Let's take the halal industry as an example: a product can be tracked, recorded and verified at every stage in the supply cycle. This guarantees the authenticity and quality of the final product, and can be applied to any other trading or manufacturing industry.

On this note, supply chain financing — which refers to the ways financial institutions manage the capital invested into the supply chain and mitigate risks — is a critical component.

As an example, a supply chain financing system that deploys blockchain simplifies the complex nature of a multiple-stakeholder supply chain by maintaining information about the moves and expenses in real time, streamlining financial resources and facilitating smoother business operations.

Alongside the announcement of a national blockchain MoU with Mimos, MyEG also unveiled a supply chain financing decentralised application known as Zetrix TradeFi to facilitate and solve supply chain issues in the Regional Comprehensive Economic Partnership with the blockchain technology.

Another interesting use case that will benefit civilians leveraging the technology's reputation for data immutability or tamper-proof information is documentation.

Imagine all our personal identifiers, records or ownerships — education, medical, vaccination, road tax and other certificates — are stored digitally and securely. Not only will it improve government service delivery but also the ease of users accessing or using their information.

Interestingly, while trust may be the most important currency in business, the very nature of blockchain technology eliminates the need for trust.

From the point-of-view of cybersecurity, it will be hard to meddle and tamper with data stored on blockchain. Hence, this ensures security and safety, which lowers the cost of doing business for both sides due to reduced risks.

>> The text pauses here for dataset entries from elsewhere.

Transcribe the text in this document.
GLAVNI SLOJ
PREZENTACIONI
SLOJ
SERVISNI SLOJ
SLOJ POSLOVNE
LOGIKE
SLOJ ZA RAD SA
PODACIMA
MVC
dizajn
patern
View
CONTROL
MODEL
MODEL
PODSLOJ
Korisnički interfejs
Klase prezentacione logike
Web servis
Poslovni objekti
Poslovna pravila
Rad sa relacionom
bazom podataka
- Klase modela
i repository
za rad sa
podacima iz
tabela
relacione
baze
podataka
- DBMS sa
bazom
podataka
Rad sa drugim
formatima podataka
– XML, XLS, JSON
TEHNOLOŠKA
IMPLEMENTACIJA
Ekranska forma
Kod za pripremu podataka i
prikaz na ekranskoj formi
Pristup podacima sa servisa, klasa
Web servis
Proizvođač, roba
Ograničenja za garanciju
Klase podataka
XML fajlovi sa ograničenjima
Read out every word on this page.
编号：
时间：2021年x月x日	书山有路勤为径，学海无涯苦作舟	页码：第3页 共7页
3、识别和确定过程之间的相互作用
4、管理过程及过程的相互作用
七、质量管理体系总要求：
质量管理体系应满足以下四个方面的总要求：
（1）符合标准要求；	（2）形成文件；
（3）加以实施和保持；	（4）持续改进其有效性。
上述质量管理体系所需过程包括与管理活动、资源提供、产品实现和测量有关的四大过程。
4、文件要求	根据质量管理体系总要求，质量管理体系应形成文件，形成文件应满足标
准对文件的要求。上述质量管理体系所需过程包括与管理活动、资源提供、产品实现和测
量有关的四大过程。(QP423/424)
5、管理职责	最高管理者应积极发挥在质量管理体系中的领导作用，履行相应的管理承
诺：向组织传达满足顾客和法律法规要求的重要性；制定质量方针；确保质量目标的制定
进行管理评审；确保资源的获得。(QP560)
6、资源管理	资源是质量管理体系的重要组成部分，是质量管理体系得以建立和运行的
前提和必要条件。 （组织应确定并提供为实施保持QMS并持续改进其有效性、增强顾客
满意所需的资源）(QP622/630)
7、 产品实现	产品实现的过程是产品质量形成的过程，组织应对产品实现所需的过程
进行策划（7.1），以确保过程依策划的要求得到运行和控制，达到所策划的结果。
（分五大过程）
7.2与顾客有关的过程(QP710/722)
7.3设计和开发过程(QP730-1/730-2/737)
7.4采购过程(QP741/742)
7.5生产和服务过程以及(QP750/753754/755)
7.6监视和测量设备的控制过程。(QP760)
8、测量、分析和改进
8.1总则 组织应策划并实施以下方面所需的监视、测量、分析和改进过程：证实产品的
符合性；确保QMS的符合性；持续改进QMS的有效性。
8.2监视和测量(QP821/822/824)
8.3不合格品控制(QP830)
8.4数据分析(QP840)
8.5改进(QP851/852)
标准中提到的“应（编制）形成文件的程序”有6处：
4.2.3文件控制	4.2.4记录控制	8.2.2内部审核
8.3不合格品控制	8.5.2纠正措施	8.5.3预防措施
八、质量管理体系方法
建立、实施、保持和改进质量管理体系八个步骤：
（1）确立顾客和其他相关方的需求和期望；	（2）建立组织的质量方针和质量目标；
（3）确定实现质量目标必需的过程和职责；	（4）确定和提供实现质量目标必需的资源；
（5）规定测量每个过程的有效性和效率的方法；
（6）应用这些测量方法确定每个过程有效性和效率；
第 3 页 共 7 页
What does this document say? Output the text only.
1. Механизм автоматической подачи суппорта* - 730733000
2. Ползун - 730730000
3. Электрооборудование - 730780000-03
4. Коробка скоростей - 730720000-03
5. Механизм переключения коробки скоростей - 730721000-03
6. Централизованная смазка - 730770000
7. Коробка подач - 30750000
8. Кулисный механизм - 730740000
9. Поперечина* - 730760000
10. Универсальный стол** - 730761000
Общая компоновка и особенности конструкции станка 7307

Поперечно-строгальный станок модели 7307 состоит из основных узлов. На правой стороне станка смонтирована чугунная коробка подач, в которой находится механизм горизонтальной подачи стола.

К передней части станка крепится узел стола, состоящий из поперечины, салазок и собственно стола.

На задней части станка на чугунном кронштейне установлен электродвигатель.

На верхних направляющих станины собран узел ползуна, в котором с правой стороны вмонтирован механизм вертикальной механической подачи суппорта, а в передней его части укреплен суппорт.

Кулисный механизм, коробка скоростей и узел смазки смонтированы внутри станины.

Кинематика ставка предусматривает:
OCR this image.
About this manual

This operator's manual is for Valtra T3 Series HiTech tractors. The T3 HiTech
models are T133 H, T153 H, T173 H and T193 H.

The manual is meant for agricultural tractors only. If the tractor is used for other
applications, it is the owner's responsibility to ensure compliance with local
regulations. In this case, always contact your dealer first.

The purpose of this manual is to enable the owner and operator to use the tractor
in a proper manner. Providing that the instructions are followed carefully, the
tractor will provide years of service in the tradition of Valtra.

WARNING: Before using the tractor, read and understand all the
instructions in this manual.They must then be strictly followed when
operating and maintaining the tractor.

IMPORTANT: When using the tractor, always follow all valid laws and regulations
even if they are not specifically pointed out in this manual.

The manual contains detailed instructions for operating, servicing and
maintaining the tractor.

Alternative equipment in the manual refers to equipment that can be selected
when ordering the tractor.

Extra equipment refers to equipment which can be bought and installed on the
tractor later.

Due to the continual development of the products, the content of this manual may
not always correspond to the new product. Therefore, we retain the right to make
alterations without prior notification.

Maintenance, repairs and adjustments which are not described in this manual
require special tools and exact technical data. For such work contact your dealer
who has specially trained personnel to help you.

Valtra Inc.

In addition, we are able to use blockchain technology to create a smart contract to execute many kinds of commercial and legal applications.

Immutable and irreversible, a smart contract is programmed to execute existing commercial agreements encoded into them and react to a specific set of parameters.

Given its versatility, we should enable this trustless technology to transcend borders.

This could well be a requirement for products and services that are launched in the future.

The writer is group managing director of e-government services provider MY E.G. Services Bhd and co-founder of Zetrix, a layer-one public blockchain.